When people come to St Peter’s Hospice for the first time, they invariably express some surprise at what a light, bright, friendly and happy place it is.
It is clearly not what many people expect of a location where adults with life-limiting illnesses are cared for and supported.
Yet life is not all doom and gloom and, in much the same way, neither is terminal illness.
The people who are referred to St Peter’s Hospice are still very much the same individuals that they were before being diagnosed with a terminal condition.
During my 25 years at the hospice, and before that during my work as a GP, a constant factor was witnessing how each individual deals with their situation in their own way.
I have learned from every single patient I have met. I have learned from them as human beings, and from their family relationships and how they work together to deal with the difficult situation they are in. You continue to be amazed by people’s courage and resilience, and their amazing ability to deal with their situation, even when they don’t think that they can deal with it.

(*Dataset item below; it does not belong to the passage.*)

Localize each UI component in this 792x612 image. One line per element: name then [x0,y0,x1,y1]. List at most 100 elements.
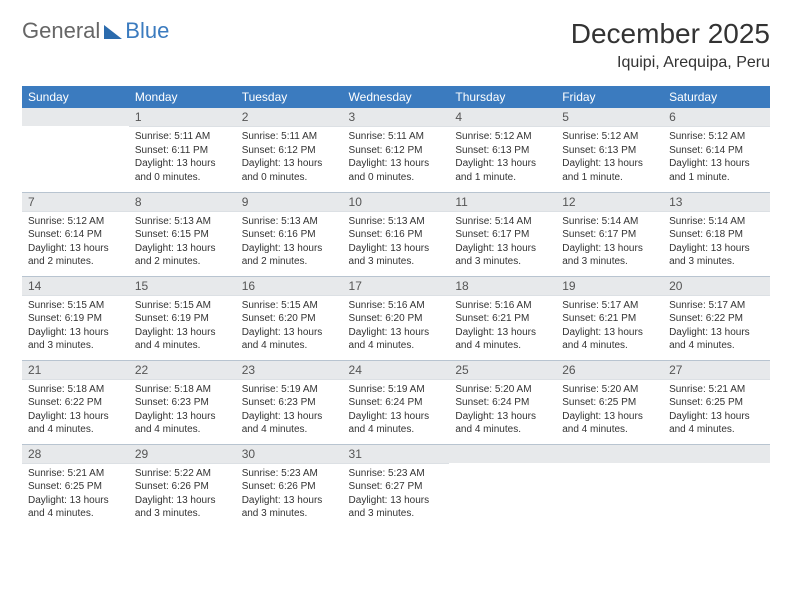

What I have learned is that people basically stay the same people that they were before they were diagnosed with a terminal condition. People with a wonderful sense of humour deal with their situation with humour; people who are very practical and task-orientated make lists and organise things for their families.
There is no formula for how someone should deal with knowing that they are approaching the end of their life, and it is very important that people are allowed to be individuals.